RSA is one of the first practical and most influential asymmetric cryptographic algorithms, named after Rivest, Shamir, and Adleman, who published it. As a public-key algorithm, it uses a pair of keys, a public key and a private key, and supports both encryption and digital signatures. For decades RSA has been a cornerstone of secure communication, underpinning TLS, secure email, code signing, and countless other systems, and although newer algorithms are increasingly preferred for efficiency, RSA remains widely deployed and important to understand.
RSA’s security rests on a mathematical asymmetry: it is easy to multiply two large prime numbers together but extremely hard to factor the resulting product back into those primes. The public and private keys are derived from such large numbers, and the difficulty of factoring is what prevents an attacker who knows the public key from deducing the private key. As long as the numbers involved are large enough, factoring them is computationally infeasible with classical computers, which is what makes RSA secure. This reliance on the factoring problem is the defining feature of the algorithm.
In use, RSA serves the two complementary roles of asymmetric cryptography. For confidentiality and key transport, data or a symmetric key can be encrypted with a recipient’s public key so that only the holder of the private key can decrypt it; historically RSA was commonly used to transport a session key in protocols like older TLS. For authentication and integrity, the private key holder produces a digital signature that anyone can verify with the public key, proving authorship and that the data is unchanged. These capabilities made RSA a general-purpose foundation for both establishing secure channels and signing data.
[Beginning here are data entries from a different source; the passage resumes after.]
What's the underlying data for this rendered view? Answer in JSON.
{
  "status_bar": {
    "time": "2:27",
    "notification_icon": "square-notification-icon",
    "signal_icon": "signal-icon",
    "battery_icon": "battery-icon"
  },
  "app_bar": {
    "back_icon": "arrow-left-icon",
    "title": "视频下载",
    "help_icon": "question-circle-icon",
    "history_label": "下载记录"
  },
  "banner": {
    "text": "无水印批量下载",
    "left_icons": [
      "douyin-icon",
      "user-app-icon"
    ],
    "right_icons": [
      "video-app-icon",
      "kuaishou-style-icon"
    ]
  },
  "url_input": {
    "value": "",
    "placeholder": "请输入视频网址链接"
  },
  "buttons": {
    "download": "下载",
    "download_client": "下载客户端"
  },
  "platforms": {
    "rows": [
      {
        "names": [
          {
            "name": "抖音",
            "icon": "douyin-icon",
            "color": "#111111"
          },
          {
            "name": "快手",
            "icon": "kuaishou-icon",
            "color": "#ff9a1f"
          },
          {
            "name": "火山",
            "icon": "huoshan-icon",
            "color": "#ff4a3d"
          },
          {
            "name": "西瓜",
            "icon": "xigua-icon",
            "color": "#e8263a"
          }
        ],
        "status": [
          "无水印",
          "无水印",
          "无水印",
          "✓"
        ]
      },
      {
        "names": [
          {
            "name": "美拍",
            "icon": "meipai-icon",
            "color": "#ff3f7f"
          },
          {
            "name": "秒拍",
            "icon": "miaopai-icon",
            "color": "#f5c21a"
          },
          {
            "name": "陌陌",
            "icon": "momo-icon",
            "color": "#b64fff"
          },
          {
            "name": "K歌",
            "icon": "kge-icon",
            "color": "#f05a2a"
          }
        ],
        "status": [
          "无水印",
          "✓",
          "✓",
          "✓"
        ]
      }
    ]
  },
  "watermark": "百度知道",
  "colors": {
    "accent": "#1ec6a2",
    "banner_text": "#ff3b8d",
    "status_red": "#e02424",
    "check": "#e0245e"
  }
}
Because RSA is computationally heavy and its security requires large keys, it is not used to encrypt large volumes of data directly. As with asymmetric cryptography generally, RSA is used to establish trust and exchange or protect a symmetric key, after which fast symmetric encryption handles the bulk data. RSA key sizes have grown over time as computing power increased; key lengths once considered safe are now inadequate, and current practice uses substantially larger keys to maintain security. This steady increase in required key size, and the resulting performance cost, is one reason elliptic-curve cryptography, which achieves comparable security with smaller keys, has become attractive as an alternative.
RSA must be implemented carefully, because the raw mathematical operation is not secure on its own. Proper padding schemes are essential, and the use of weak or absent padding has led to real-world attacks. Other pitfalls include using insufficient key sizes, generating keys with poor randomness or shared prime factors, and side-channel leaks during private key operations. As with other cryptography, the algorithm itself can be sound while a flawed implementation undermines security, so standardized, well-reviewed libraries and correct padding and parameter choices are critical for safe RSA use.
RSA also sits at the center of concerns about quantum computing. The factoring problem that makes RSA secure against classical computers could, in principle, be solved efficiently by a sufficiently powerful quantum computer using a known quantum algorithm, which would break RSA. This is a major driver of post-quantum cryptography and migration planning, since RSA secures so much existing infrastructure. While large-scale quantum computers capable of this do not exist today, the long lifetime of some protected data and systems makes planning for a transition away from RSA and similar algorithms a current concern rather than a purely future one.
In practice, RSA is a foundational asymmetric algorithm that brought public-key encryption and digital signatures into widespread use, secured by the difficulty of factoring large numbers. It establishes trust and protects or exchanges symmetric keys rather than encrypting bulk data, requires ever-larger keys and careful implementation to stay secure, and faces an eventual quantum threat that motivates migration to newer algorithms. Understanding RSA clarifies both how much of today’s security was built on it and why the field is gradually evolving toward more efficient and quantum-resistant alternatives.